Pharmacokinetics and Pharmacodynamics of Meropenem by Extended or Continuous Infusion in Low Body Weight Critically Ill Patients.

Abstract

Background: Pathophysiological changes such as extreme body weights in critically ill patients with severe infections may alter the pharmacokinetics (PK) of antimicrobials, leading to treatment failure or toxicity. There are almost no PK data on meropenem in critically ill patients with low body weight (LwBW) and therefore information is lacking on the most appropriate dosing regimens, especially when administered by extended infusion. Objectives: To assess if the current administered doses of meropenem could lead to supratherapeutic concentrations in LwBW patients and to identify the factors independently associated with overexposure. Methods: A matched case-control 1:1 study of surgical critically ill patients treated with meropenem administered by extended or continuous infusion and undergoing therapeutic drug monitoring was conducted. Cases (patients with LwBW (body mass index (BMI) < 18.5 kg/m2)) were matched with normal body weight controls (NBW) (patients with BMI ≥ 18.5 kg/m2 and ≤30 kg/m2)) by age, gender, baseline renal function and severity status (APACHE II score). A 100% fT > MIC was considered an optimal pharmacokinetic/pharmacodynamic (PK/PD) target and 100% fT > 10 × MIC as supratherapeutic exposure. Results: Thirty-six patients (18 cases and 18 controls) were included (median (range) age, 57.5 (26–75) years; 20 (55.6% male)).
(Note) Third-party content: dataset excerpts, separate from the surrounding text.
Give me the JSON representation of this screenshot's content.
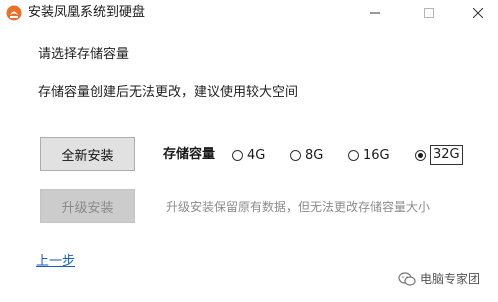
{
  "window": {
    "title": "安装凤凰系统到硬盘",
    "icons": {
      "app": "phoenix-logo-icon",
      "minimize": "minimize-icon",
      "maximize": "maximize-icon",
      "close": "close-icon"
    }
  },
  "content": {
    "choose_label": "请选择存储容量",
    "note": "存储容量创建后无法更改，建议使用较大空间",
    "new_install_label": "全新安装",
    "capacity_label": "存储容量",
    "capacity_options": [
      "4G",
      "8G",
      "16G",
      "32G"
    ],
    "selected_capacity": "32G",
    "upgrade_label": "升级安装",
    "upgrade_note": "升级安装保留原有数据，但无法更改存储容量大小",
    "back_link": "上一步"
  },
  "watermark": {
    "text": "电脑专家团",
    "icon": "wechat-icon"
  },
  "colors": {
    "link": "#1a5fb4",
    "disabled_text": "#8c8c8c",
    "button_bg": "#e1e1e1",
    "disabled_button_bg": "#cccccc"
  }
}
Meropenem was administered by 6 h (extended) or 8 h (continuous) infusion at a median (range) daily dose of 5 (1–6) g/day. Similar median meropenem trough plasma concentrations (Cmin,ss), measured pre-dose on day three to four of treatment) were observed in the two groups (19.9 (22.2) mg/L vs 22.4 (25.8) mg/L, p > 0.999). No differences in the proportion of patients with an optimal or a supratherapeutic PKPD target between cases and controls were observed. A baseline estimated glomerular filtration rate (eGFR) < 90 mL/min was the only factor independently associated with a supratherapeutic PK/PD target. Conclusions: LwBW seems not to be a risk factor for achieving a supratherapeutic PK/PD target in critically ill patients receiving meropenem at standard doses by extended or continuous infusion.